Review

Staffel 1

Die zahlreichen modernen TV-Serien sind mit ihren hohen Produktionsstandards, starken Schauspielern und abwechslungsreichen wie innovativen Plots bekanntlich mittlerweile den Kinofilmen aus Hollywood beinahe schon ein Stück voraus, bedienen jedes Genre und jede Zuschauergruppe. So unterschiedlichen Serien wie „Nip/Tuck“, „Monk“, „Sex and The City“, „Six Feet Under“ oder auch „Die Sopranos“ bieten nicht nur beste Unterhaltung auf hohem Niveau, sie setzen auch innerhalb ihrer jeweiligen Genres ganz neue Maßstäbe – eine Entwicklung, die Anfang der 90er Jahre noch kaum abzusehen war.
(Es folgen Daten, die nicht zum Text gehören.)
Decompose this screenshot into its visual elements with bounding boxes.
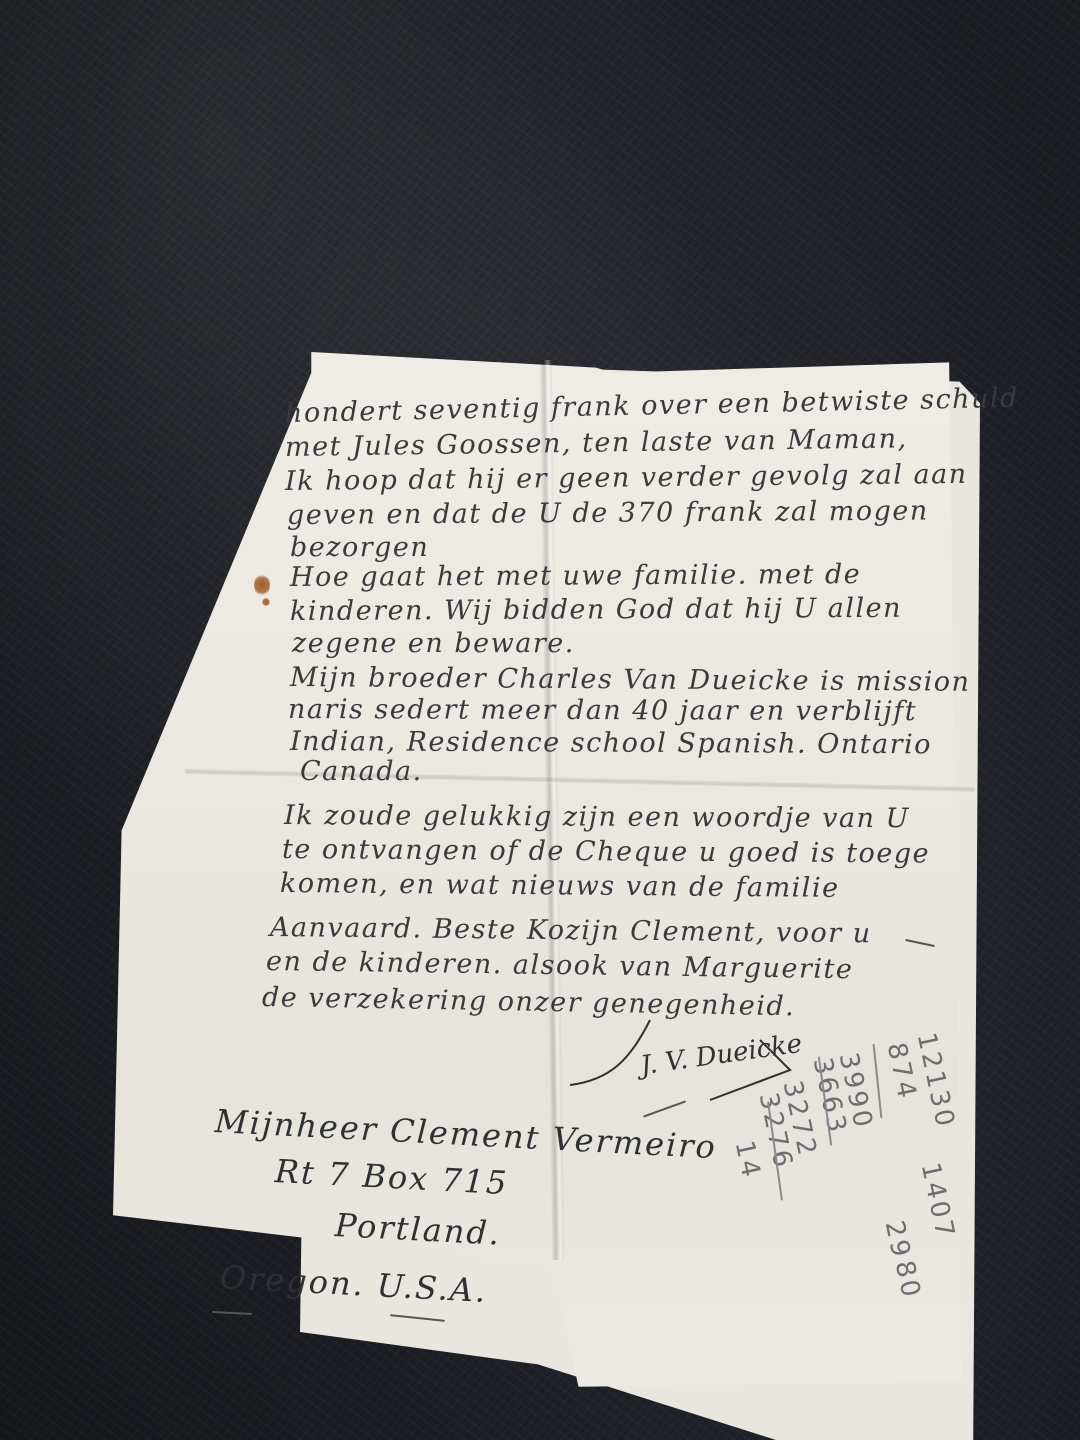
pencil-calculation-column: 80 xyxy=(889,1258,926,1302)
pencil-calculation-column: 1407 xyxy=(915,1160,961,1243)
pencil-number: 29 xyxy=(879,1218,916,1262)
pencil-number: 80 xyxy=(889,1258,926,1302)
recipient-city: Portland. xyxy=(334,1206,502,1253)
letter-line: Ik hoop dat hij er geen verder gevolg za… xyxy=(285,459,968,497)
handwritten-letter: hondert seventig frank over een betwiste… xyxy=(0,0,1080,1440)
letter-line: Hoe gaat het met uwe familie. met de xyxy=(290,559,861,593)
letter-line: komen, en wat nieuws van de familie xyxy=(280,868,840,904)
letter-line: te ontvangen of de Cheque u goed is toeg… xyxy=(282,834,930,870)
letter-line: naris sedert meer dan 40 jaar en verblij… xyxy=(288,694,917,727)
letter-line: geven en dat de U de 370 frank zal mogen xyxy=(287,496,929,531)
margin-dash xyxy=(905,939,935,947)
letter-line: Mijn broeder Charles Van Dueicke is miss… xyxy=(290,662,971,698)
letter-line: bezorgen xyxy=(290,532,429,563)
pencil-number: 1407 xyxy=(915,1160,961,1243)
letter-line: Ik zoude gelukkig zijn een woordje van U xyxy=(284,800,910,834)
letter-line: met Jules Goossen, ten laste van Maman, xyxy=(285,423,908,463)
letter-line: en de kinderen. alsook van Marguerite xyxy=(266,946,854,985)
letter-line: kinderen. Wij bidden God dat hij U allen xyxy=(290,593,902,627)
underline-mark xyxy=(390,1314,445,1322)
letter-line: hondert seventig frank over een betwiste… xyxy=(285,383,1019,429)
pencil-number: 14 xyxy=(729,1138,766,1182)
pencil-calculation-column: 29 xyxy=(879,1218,916,1262)
letter-line: Canada. xyxy=(300,756,423,787)
recipient-street: Rt 7 Box 715 xyxy=(274,1152,509,1202)
letter-line: Aanvaard. Beste Kozijn Clement, voor u xyxy=(270,912,872,949)
recipient-state-country: Oregon. U.S.A. xyxy=(219,1258,488,1310)
letter-line: zegene en beware. xyxy=(292,628,575,659)
pencil-calculation-column: 14 xyxy=(729,1138,766,1182)
underline-mark xyxy=(212,1311,252,1315)
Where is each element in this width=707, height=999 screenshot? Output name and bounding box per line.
Jede Folge erzählt eine abgeschlossene Geschichte, eine tiefer gehende Storyline über die gesamte Staffel findet sich hier nur in Ansätzen. In Anbetracht des schmalen Umfangs von nur neun Folgen ist das aber zu verschmerzen, vor allem da sämtliche Charaktere wirklich gut vorgestellt werden. Weiterhin ist jede Episode eingeklammert von einem Kommentar aus dem Off, in dem die Hauptperson Dr. Meredtih Grey ihre Gedanken darlegt und schließlich ein Fazit aus den erlebten Ereignissen zieht. Meredith ist die Tochter einer legendären Ärztin und dieser Ruf lässt sie bereits vom ersten Tag an auffallen. Während ihre Mutter schwer an Alzheimer erkrankt ist tritt Meredith in ihre Fußstapfen. Die Protagonisten sind Anfänger („Scrubs“) und der Zuschauer erlebt den schwierigen Werdegang zum Chirurgen.

Mit von der Partie sind unter anderem die ehrgeizige und extrem intelligente Musterschülerin Christina (Sandra Oh), der arrogante Macho Alex (Justin Chambers), die hübsche Izzy (Katherine Heigl), die sich mit modeln das Studium finanzierte. Sie und der scheue, unsichere George (T.R. Knight) ziehen schon nach kurzer Zeit als Mitbewohner in das große Haus von Meredith.
Als erfahrene Ausbilder stehen den Jungmedizinern harte aber faire Leute zur Seite, allen voran die Oberärzte Dr. Preston Burke (Isaiah Washington), Dr. Derek Shepherd und die schlagfertige Dr. Bailey (Chandra Wilson), genannt ‚Der Nazi’. Die Chemie innerhalb des Ensembles stimmt, die Konstellation genauso. Darstellerisch gibt es wahrlich nichts zu meckern, jeder erfüllt seine Anforderungen perfekt – da gereicht es zum Vorteil, dass keine Stars vor der Kamera agieren, die frische Unverbrauchtheit der Crew ist deutlich zu spüren.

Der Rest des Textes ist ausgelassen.